How we cite our quotes: Citations follow this format: (Act.Line). Every time a character talks counts as one line, even if what they say turns into a long monologue.

Quote #4

GUIL: There's a logic at work – it's all done for you, don't worry. Enjoy it. Relax. To be taken in hand and led, like being a child again, even without the innocence, a child – it's like being given a prize, an extra slice of childhood when you least expect it, as a prize for being good, or compensation for never having had one…Do I contradict myself? (1.329)

Is Guil contradicting himself, not just logically within the sentence, but by feeling that the lack of control and free will is actually a blessing? How does this foreshadow how Guil will feel on the boat at the end of the play?

Quote #5

GUIL: Wheels have been set in motion, and they have their own pace, to which we are…condemned. Each move is dictated by the previous one – that is the meaning of order. If we start arbitrary it'll just be a shambles: at least, let us hope so. Because if we happened, just happened to discover, or even suspect, that our spontaneity was part of their order, we'd known that we were lost. (He sits.) A Chinaman of the T'ang Dynasty – and, by which definition, a philosopher – dreamed he was a butterfly, and from that moment he was never quite sure that he was not a butterfly dreaming it was a Chinese philosopher. Envy him; his two-fold security. (2.67)
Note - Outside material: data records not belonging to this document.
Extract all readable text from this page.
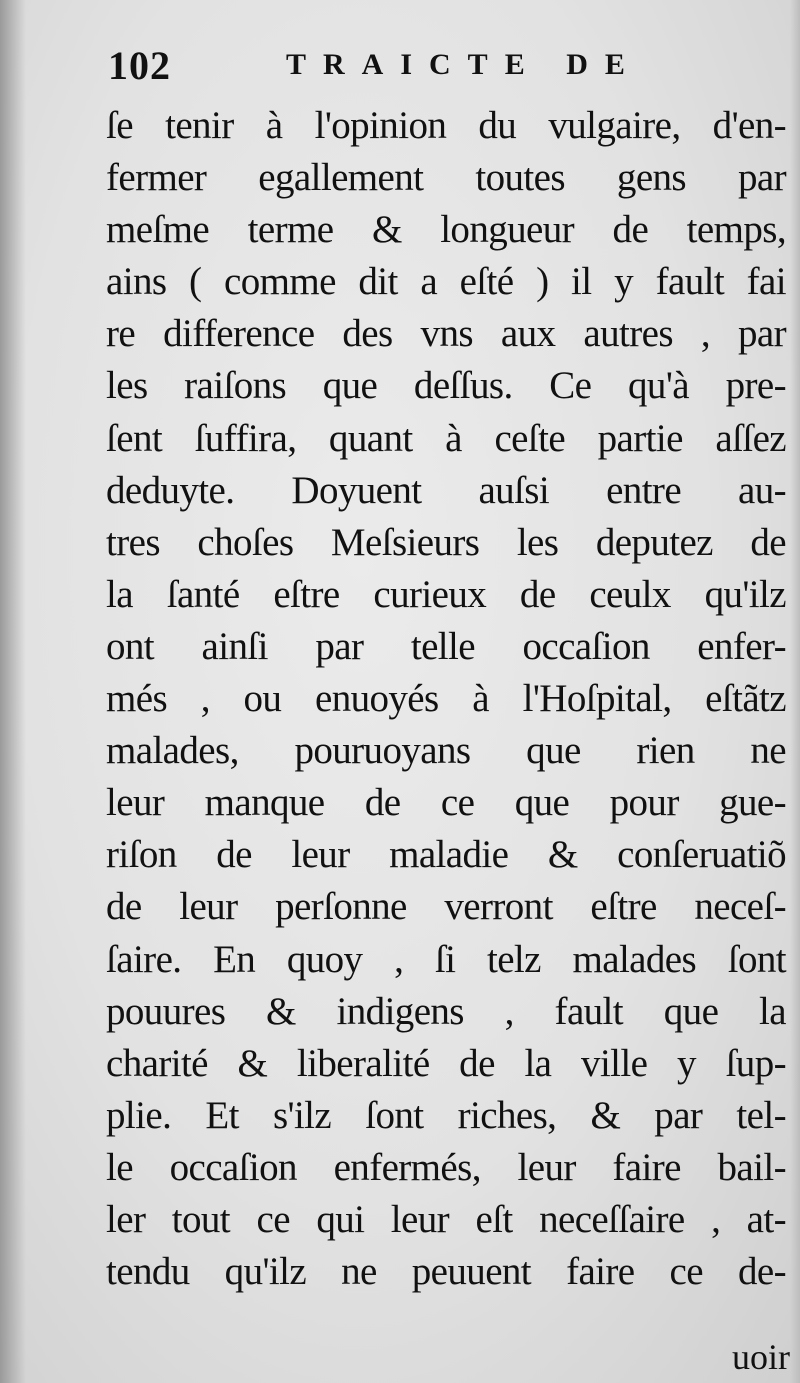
102	TRAICTE DE
ſe tenir à l'opinion du vulgaire, d'en-
fermer egallement toutes gens par
meſme terme & longueur de temps,
ains ( comme dit a eſté ) il y fault fai
re difference des vns aux autres , par
les raiſons que deſſus. Ce qu'à pre-
ſent ſuffira, quant à ceſte partie aſſez
deduyte. Doyuent auſsi entre au-
tres choſes Meſsieurs les deputez de
la ſanté eſtre curieux de ceulx qu'ilz
ont ainſi par telle occaſion enfer-
més , ou enuoyés à l'Hoſpital, eſtãtz
malades, pouruoyans que rien ne
leur manque de ce que pour gue-
riſon de leur maladie & conſeruatiõ
de leur perſonne verront eſtre neceſ-
ſaire. En quoy , ſi telz malades ſont
pouures & indigens , fault que la
charité & liberalité de la ville y ſup-
plie. Et s'ilz ſont riches, & par tel-
le occaſion enfermés, leur faire bail-
ler tout ce qui leur eſt neceſſaire , at-
tendu qu'ilz ne peuuent faire ce de-
uoir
What does two-fold security mean here? What does the Chinese philosopher have that Guil thinks that they lack? Why don't they still have a way of getting out of their situation?

Quote #6

ROS: We'll be free.
GUIL: I don't know. It's the same sky.
ROS: We've come this far…And besides, anything could happen yet. (2.475)

Ros's statement is heavily ironic. Is there anyway to still snatch some significance or truth from what he says, or is it overcome by the audience's knowledge that he and Guil are on the way to their deaths?